Quant à moi, chers collègues, je m’exprime en tant que femme issue des Premières Nations qui a grandi dans une réserve et dont la vie a été contrôlée par la Loi sur les Indiens. Je ne voyais pas l’inégalité et la marginalisation comme quelque chose de répréhensible. Nous étions traités différemment dans les pensionnats autochtones et dans les réserves par rapport aux autres qui vivaient avec nous, comme les enseignants, les infirmiers, les sœurs et les prêtres. J’en suis venue à accepter l’idée que l’inégalité était normale pour nous, les Indiens, et je n’ai pas cherché à la remettre en question.

Il est primordial que nous ayons une analyse comparative entre les sexes afin d’offrir une protection et une surveillance supplémentaires à toutes les Canadiennes. Dans ce contexte, l’oppression historique et actuelle des Premières Nations, des Métis et des Inuits est unique au Canada, d’où la nécessité de souligner que cela s’applique surtout aux femmes autochtones.

L’extrait suivant est tiré de la page 4 du document Un protocole d’application culturellement pertinent selon les sexes, produit par la sénatrice Boyer en 2015 :

L’article 35(4) de la Loi constitutionnelle de 1982 stipule que nonobstant toute autre disposition, les droits autochtones et issus de traités auxquels fait référence le paragraphe (1) sont garantis de façon égale aux hommes et aux femmes. Ceci est une reconnaissance fondamentale constitutionnelle de l’égalité des femmes autochtones et nous trouvons une reconnaissance fondamentale similaire de cette égalité dans la Charte des droits et libertés. L’article 25 de la Charte prévient la détransposition des garanties de la Charte des traités autochtones et autres droits et libertés; l’article 25 est assujetti à l’article 28 de la Charte, qui stipule que tous les droits dans le cadre de la Charte sont garantis de façon égale aux femmes et aux hommes. Par conséquent, les droits autochtones protégés par l’article 25, comme ceux protégés par l’article 35(1) doivent être disponibles sur une base égale aux femmes. Non seulement les articles 35(4) et 28 protègent la position des femmes autochtones dans le cadre de politiques autochtones, mais l’article 15 de la Charte protège les femmes autochtones de la discrimination vis-à-vis les Allochtones. Par conséquent, pour les femmes autochtones, l’élaboration d’une analyse comparative culturellement appropriée selon les sexes est une obligation constitutionnelle.
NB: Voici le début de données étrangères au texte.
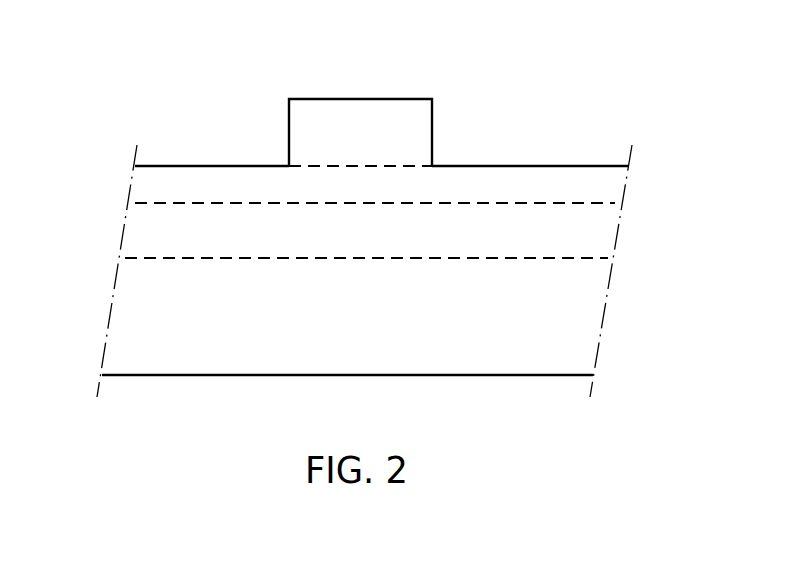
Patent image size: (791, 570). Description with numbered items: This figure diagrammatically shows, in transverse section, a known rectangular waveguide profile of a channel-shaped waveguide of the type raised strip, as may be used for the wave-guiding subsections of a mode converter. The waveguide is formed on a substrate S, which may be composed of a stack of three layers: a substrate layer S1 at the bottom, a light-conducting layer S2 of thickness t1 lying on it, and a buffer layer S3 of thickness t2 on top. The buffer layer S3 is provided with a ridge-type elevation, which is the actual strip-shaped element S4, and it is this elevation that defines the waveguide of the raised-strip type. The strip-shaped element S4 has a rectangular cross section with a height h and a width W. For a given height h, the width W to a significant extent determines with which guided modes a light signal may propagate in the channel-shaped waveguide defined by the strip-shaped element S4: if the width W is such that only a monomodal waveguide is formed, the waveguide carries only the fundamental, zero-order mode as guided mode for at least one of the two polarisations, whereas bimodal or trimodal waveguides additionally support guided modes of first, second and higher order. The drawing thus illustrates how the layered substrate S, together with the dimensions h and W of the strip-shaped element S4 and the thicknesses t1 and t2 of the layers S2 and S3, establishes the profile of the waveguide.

The substrate layer S1 is at (155, 287).
The light-conducting layer S2 is at (160, 230).
The buffer layer S3 is at (160, 193).
The strip-shaped element S4 is at (328, 138).
The substrate S is at (635, 165).
The width W is at (432, 97).
The height h is at (438, 99).
The thickness of light-conducting layer t1 is at (473, 203).
The thickness of buffer layer t2 is at (473, 166).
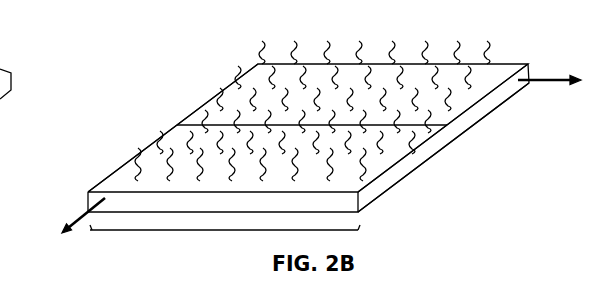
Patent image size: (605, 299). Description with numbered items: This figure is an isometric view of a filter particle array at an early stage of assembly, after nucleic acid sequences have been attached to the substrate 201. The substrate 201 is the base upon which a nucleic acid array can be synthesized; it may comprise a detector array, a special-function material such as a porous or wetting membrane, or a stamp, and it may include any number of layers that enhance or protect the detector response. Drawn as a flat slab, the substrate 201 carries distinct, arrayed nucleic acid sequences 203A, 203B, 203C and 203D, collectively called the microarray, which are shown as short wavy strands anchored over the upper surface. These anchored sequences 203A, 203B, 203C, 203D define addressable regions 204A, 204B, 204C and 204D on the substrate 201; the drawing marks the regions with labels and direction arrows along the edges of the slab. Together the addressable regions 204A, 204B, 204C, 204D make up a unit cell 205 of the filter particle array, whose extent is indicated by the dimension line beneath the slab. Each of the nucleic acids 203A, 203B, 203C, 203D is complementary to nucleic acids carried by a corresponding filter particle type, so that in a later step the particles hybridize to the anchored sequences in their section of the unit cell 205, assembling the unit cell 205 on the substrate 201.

The substrate 201 is at (88, 196).
The nucleic acid sequence 203A is at (264, 56).
The nucleic acid sequence 203B is at (440, 97).
The nucleic acid sequence 203C is at (156, 136).
The nucleic acid sequence 203D is at (360, 165).
The addressable region 204A is at (205, 100).
The addressable region 204B is at (478, 88).
The addressable region 204C is at (103, 182).
The addressable region 204D is at (400, 148).
The unit cell 205 is at (223, 231).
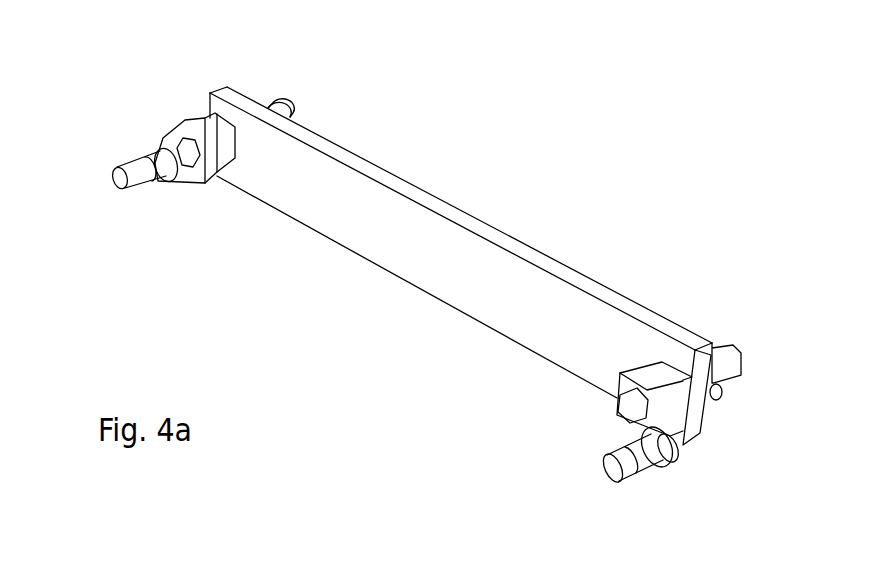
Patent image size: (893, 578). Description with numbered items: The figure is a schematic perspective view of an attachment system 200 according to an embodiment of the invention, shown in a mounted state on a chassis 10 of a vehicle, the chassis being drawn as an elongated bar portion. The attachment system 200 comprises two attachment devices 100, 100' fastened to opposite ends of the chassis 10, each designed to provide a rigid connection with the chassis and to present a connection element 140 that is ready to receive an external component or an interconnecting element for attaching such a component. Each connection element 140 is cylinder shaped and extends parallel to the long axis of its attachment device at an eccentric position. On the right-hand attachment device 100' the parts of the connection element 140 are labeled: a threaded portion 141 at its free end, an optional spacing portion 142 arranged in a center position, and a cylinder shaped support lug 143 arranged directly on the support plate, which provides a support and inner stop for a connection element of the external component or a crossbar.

The attachment system 200 is at (528, 150).
The chassis 10 is at (610, 238).
The attachment device 100 is at (172, 98).
The attachment device 100' is at (456, 332).
The connection element 140 is at (710, 577).
The threaded portion 141 is at (624, 451).
The spacing portion 142 is at (641, 441).
The support lug 143 is at (718, 492).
Honorables sénateurs, en tant que parlementaires, nous devons revoir et mettre en question l’idée d’égalité et la prétention de l’équité, ainsi que la croyance que cet idéal s’applique à tous. Ce n’est pas le cas. Il faut se défaire des idées de monoculture, notamment celles liées à l’assimilation, et de recherche de solutions fondées sur des approches universelles ou pancanadiennes. Ce genre d’approches n’ont jamais fonctionné en raison du manque d’équité envers les groupes qui ont besoin des ressources nécessaires pour surmonter les obstacles et relever les défis qui se présentent sur leur chemin. Quand on traite toutes les femmes comme un groupe homogène ayant des intérêts homogènes, on contribue à l’invisibilité des femmes autochtones et à la marginalisation de leurs préoccupations et de leurs opinions.
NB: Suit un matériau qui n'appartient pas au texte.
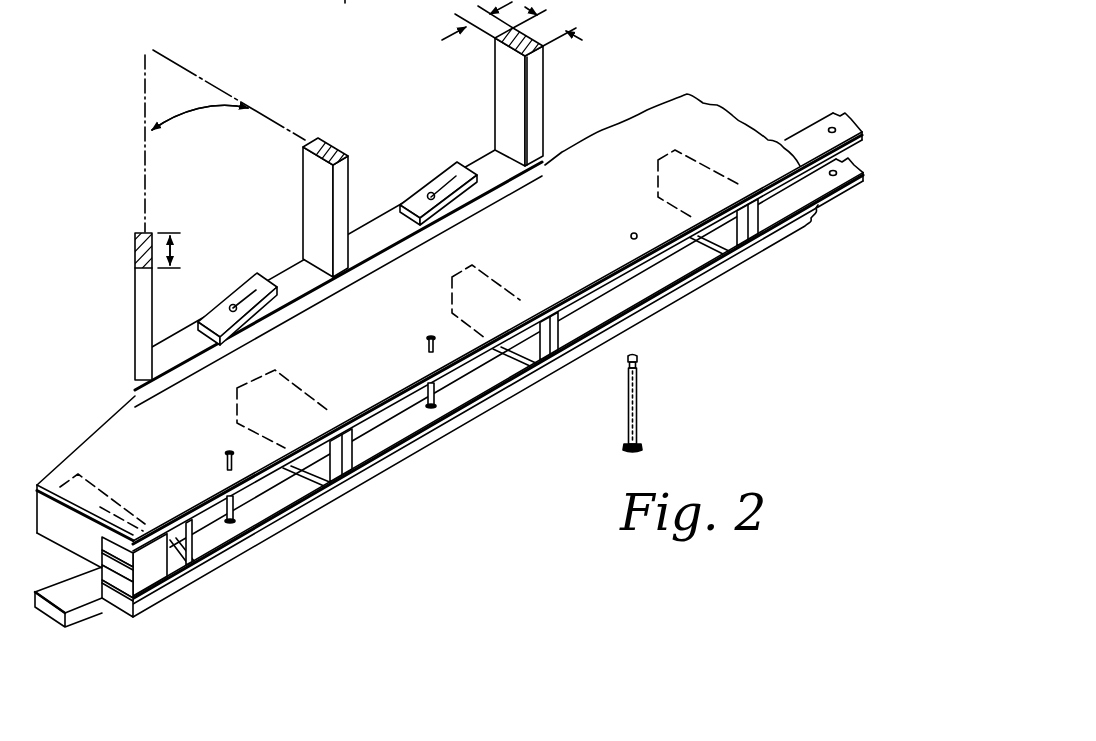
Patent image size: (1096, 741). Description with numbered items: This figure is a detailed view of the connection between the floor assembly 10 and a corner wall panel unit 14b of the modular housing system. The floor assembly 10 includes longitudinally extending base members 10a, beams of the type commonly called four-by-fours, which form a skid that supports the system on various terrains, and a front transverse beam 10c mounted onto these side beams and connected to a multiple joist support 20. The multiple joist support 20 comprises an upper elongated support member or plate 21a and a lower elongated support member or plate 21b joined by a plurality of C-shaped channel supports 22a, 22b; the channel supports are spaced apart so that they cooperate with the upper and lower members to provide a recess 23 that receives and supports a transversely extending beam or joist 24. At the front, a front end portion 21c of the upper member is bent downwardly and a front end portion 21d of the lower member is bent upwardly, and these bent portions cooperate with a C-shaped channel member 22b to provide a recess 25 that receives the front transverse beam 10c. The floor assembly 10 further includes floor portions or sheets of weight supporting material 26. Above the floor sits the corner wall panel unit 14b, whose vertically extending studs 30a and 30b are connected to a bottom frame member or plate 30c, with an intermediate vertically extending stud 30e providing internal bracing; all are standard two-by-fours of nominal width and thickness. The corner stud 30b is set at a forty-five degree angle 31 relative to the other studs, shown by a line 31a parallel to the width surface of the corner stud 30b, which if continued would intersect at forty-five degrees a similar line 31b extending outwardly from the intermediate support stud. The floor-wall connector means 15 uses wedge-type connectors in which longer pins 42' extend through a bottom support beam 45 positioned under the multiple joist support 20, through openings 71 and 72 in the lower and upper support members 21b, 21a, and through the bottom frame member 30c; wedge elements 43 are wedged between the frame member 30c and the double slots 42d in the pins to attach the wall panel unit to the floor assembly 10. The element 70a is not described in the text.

Le droit de vote et le statut d’Indien étaient aussi une question de genre. Les femmes autochtones étaient exclues du mouvement canadien des suffragettes, qui était dominé par les Blanches des classes moyenne et supérieure. Malgré tout ce qu’elles ont pu faire de bien, les dirigeantes du mouvement canadien des suffragettes, dont Nellie McClung et Emily Murphy, ont tout fait pour exclure les femmes autochtones de leur cercle.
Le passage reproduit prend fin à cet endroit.